Hubungi kami di

Ini Batam

Tersandung Kasus Ikan | Deputi IV BP Batam, Syahril Japarin Ditahan Kejagung

Terbit

|

Syahril Japarin. Foto: @Dok.

PENYIDIK Kejaksaan Agung (Kejagung) telah menetapkan Deputi IV Badan Pengusahaan (BP) Batam, Syahril Japarin, dalam kapasitas sebagai Direktur Utama Perum Perindo periode 2016-2017 dan Dirut PT Global Prima Santosa, Riyanto Utomo sebagai tersangka kasus korupsi.

Kepala Pusat Penerangan Hukum pada Kejagung Leonard Eben Ezer Simanjuntak mengemukakan bahwa keduanya ditetapkan sebagai tersangka dan langsung ditahan di dua lokasi terpisah.

Kedua lokasi itu yaitu Rutan Salemba cabang Kejagung untuk tersangka Riyanto Utomo dan di Rutan Salemba cabang Kejaksaan Negeri Jakarta Selatan untuk tersangka Syahril Japarin.

“Terhadap kedua tersangka langsung dilakukan upaya penahanan selama 20 hari ke depan mulai 27 Oktober-15 November 2021,” tutur Leonard di Kejagung, Rabu (27/10).

Menurut Leonard, terkait perkara tersebut, penyidik Kejagung total sudah menetapkan lima orang jadi tersangka dan seluruh tersangka langsung ditahan.

Para tersangka itu adalah mantan Vice President Perdagangan, Penangkapan dan Pengelolaan pada Perum Perindo Wenny Prihatini, Direktur PT Prima Pangan Madani Nabil M. Basyuni dan Direktur PT Kemilau Bintang Timur Lalam Sarlam.

“Kami tidak akan berhenti sampai di sini.
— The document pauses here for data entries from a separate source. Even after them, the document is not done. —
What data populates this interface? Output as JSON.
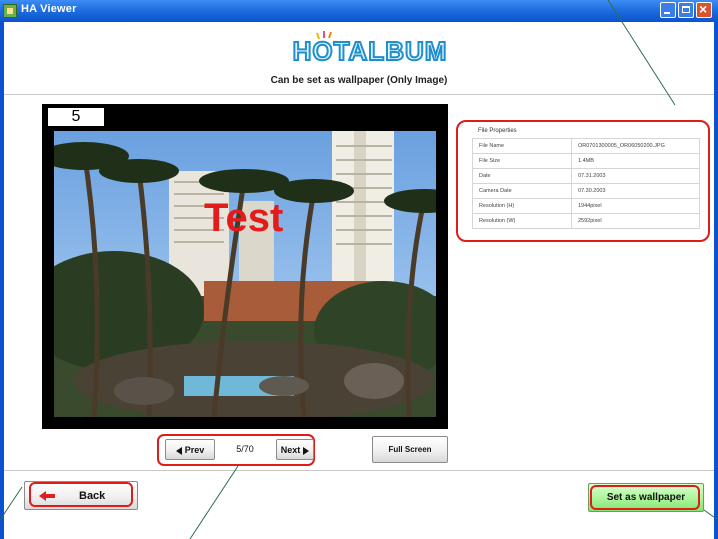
{
  "window": {
    "title": "HA Viewer",
    "controls": [
      "minimize",
      "maximize",
      "close"
    ]
  },
  "header": {
    "logo": "HOTALBUM",
    "subtitle": "Can be set as wallpaper (Only Image)"
  },
  "photo": {
    "number": "5",
    "overlay_text": "Test"
  },
  "file_properties": {
    "title": "File Properties",
    "rows": [
      {
        "key": "File Name",
        "value": "OR0701300005_OR06050200.JPG"
      },
      {
        "key": "File Size",
        "value": "1.4MB"
      },
      {
        "key": "Date",
        "value": "07.31.2003"
      },
      {
        "key": "Camera Date",
        "value": "07.30.2003"
      },
      {
        "key": "Resolution (H)",
        "value": "1944pixel"
      },
      {
        "key": "Resolution (W)",
        "value": "2592pixel"
      }
    ]
  },
  "navigation": {
    "prev_label": "Prev",
    "counter": "5/70",
    "next_label": "Next",
    "fullscreen_label": "Full Screen"
  },
  "footer": {
    "back_label": "Back",
    "wallpaper_label": "Set as wallpaper"
  },
  "colors": {
    "highlight": "#dd1c1c",
    "titlebar": "#0a52cf",
    "wallpaper_button": "#aaf59a",
    "logo": "#1f8fce"
  }
}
Kasus ini masih dikembangkan oleh tim penyidik Kejagung,” katanya.

Sebelumnya Kejaksaan Agung (Kejagung) menetapkan eks Vice Presiden Perdagangan, Penangkapan dan Pengelolaan Perum Perindo Wenny Prihatini jadi tersangka beserta dua orang direktur swasta lain.
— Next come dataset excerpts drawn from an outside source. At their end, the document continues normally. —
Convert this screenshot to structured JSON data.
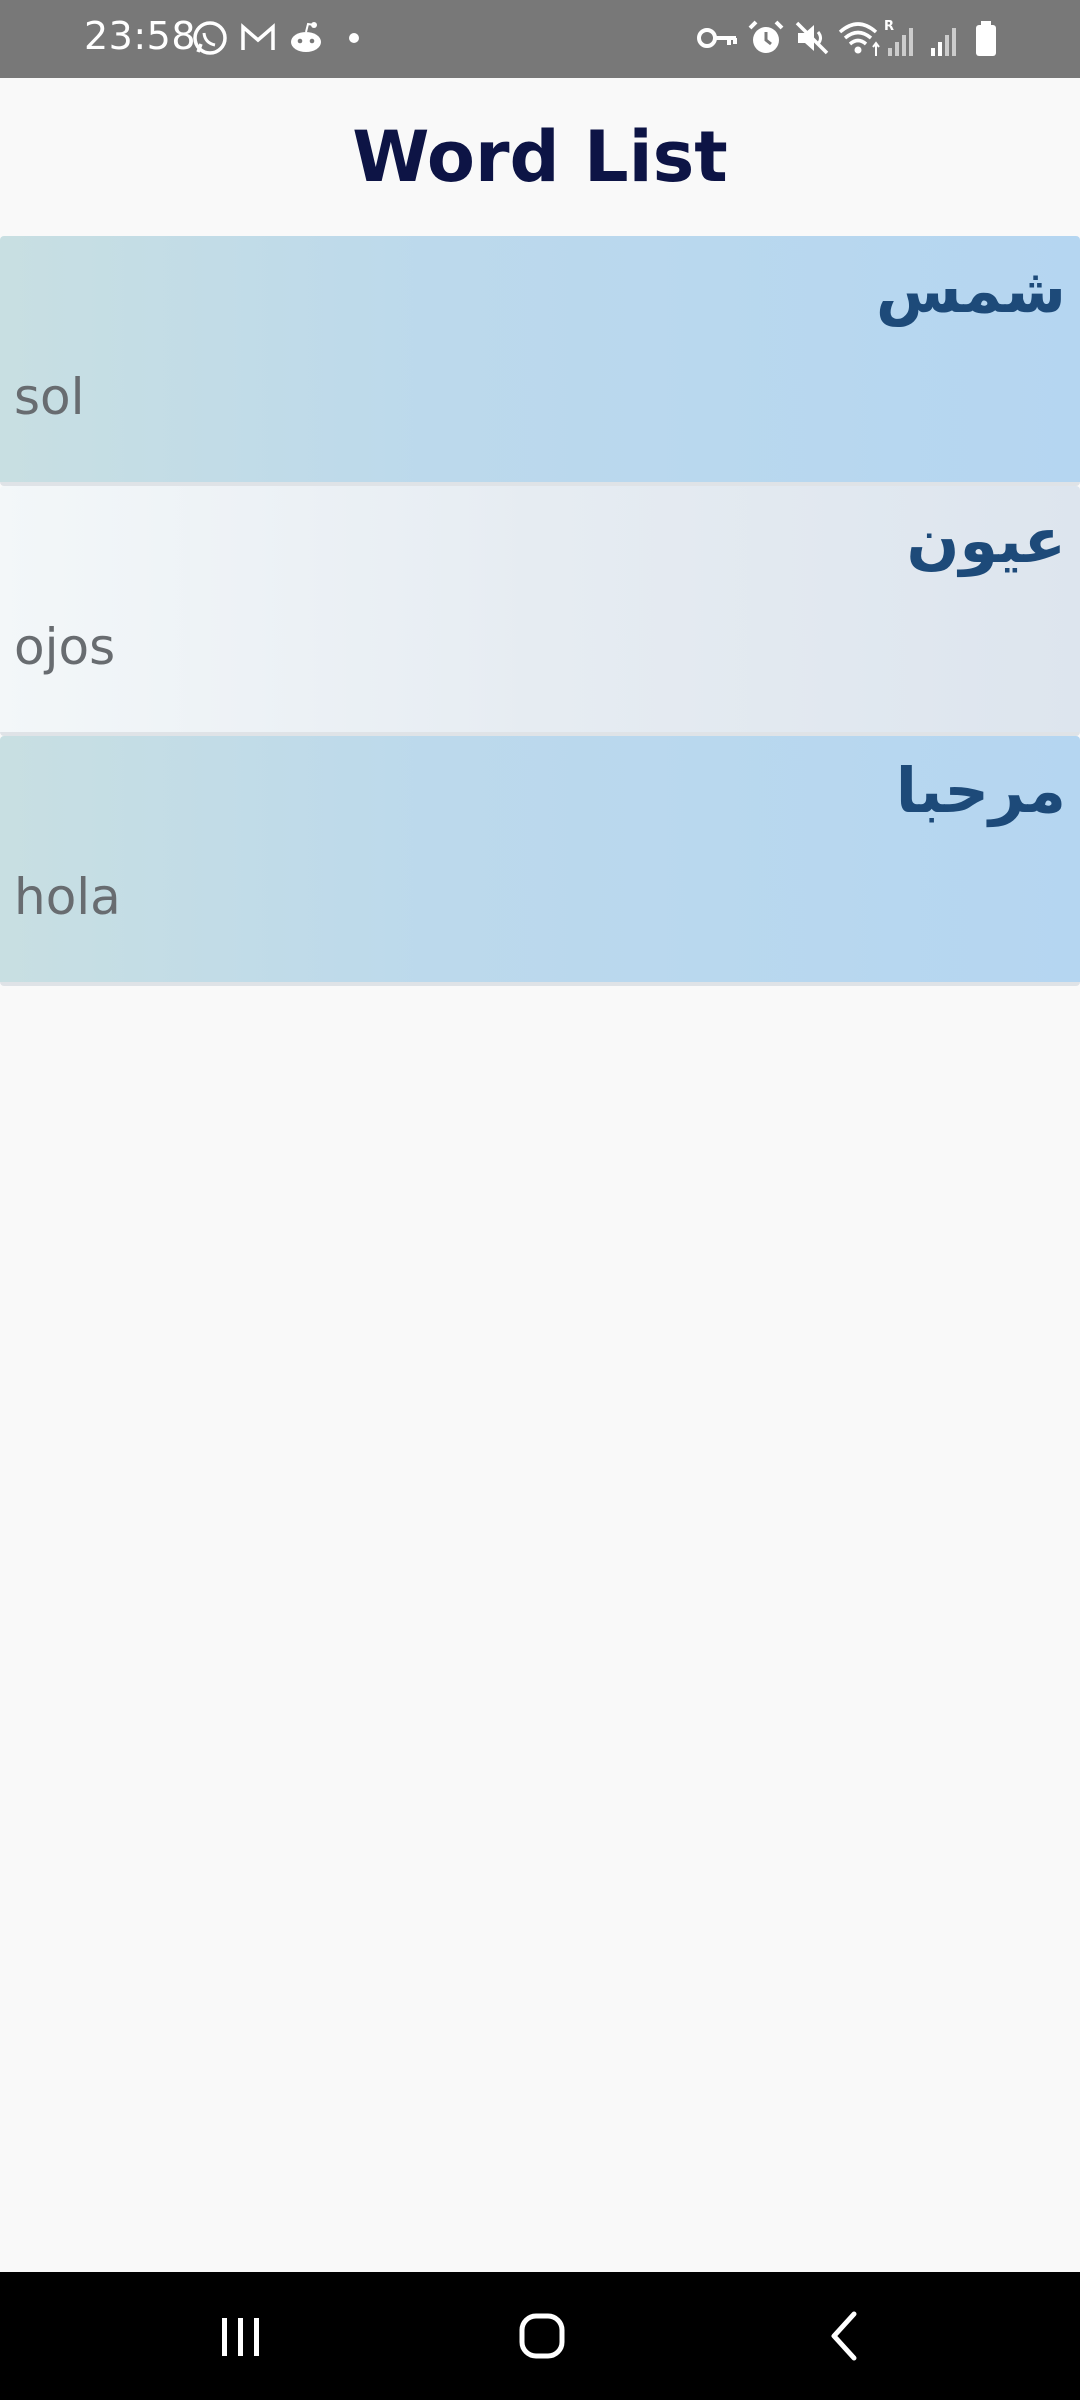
{
  "status_bar": {
    "time": "23:58",
    "left_icons": [
      "whatsapp-icon",
      "gmail-icon",
      "reddit-icon",
      "dot-icon"
    ],
    "right_icons": [
      "vpn-key-icon",
      "alarm-icon",
      "mute-icon",
      "wifi-icon",
      "signal-r-icon",
      "signal-icon",
      "battery-icon"
    ]
  },
  "header": {
    "title": "Word List"
  },
  "words": [
    {
      "arabic": "شمس",
      "translation": "sol"
    },
    {
      "arabic": "عيون",
      "translation": "ojos"
    },
    {
      "arabic": "مرحبا",
      "translation": "hola"
    }
  ],
  "nav_bar": {
    "buttons": [
      "recent-apps",
      "home",
      "back"
    ]
  },
  "colors": {
    "status_bar": "#787878",
    "title": "#0d1445",
    "arabic_text": "#1d4a79",
    "translation_text": "#686c70",
    "item_blue": "#b5d6f1",
    "item_light": "#e6ecf2"
  }
}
Ketiga tersangka itu adalah mantan Vice President Perdagangan, Penangkapan dan Pengelolaan pada Perum Perindo Wenny Prihatini, Direktur PT Prima Pangan Madani Nabil M. Basyuni dan Direktur PT Kemilau Bintang Timur Lalam Sarlam.

BACA JUGA :  DPRD Sepakati Dua OPD Pemko Batam Berubah Nama

“Ketiga tersangka itu ditetapkan jadi tersangka dan langsung ditahan selama 20 hari ke depan sejak hari ini 21 Oktober 2021-9 November 2021,” tutur Leonard.

Leonard menjelaskan ketiga tersangka itu ditahan di dua lokasi yang berbeda. Pria yang akrab disapa Leo itu mengatakan dua tersangka atas nama Nabil M. Basyuni dan Lalam Sarlam ditahan di Rutan Salemba cabang Kejaksaan Negeri Jakarta Selatan.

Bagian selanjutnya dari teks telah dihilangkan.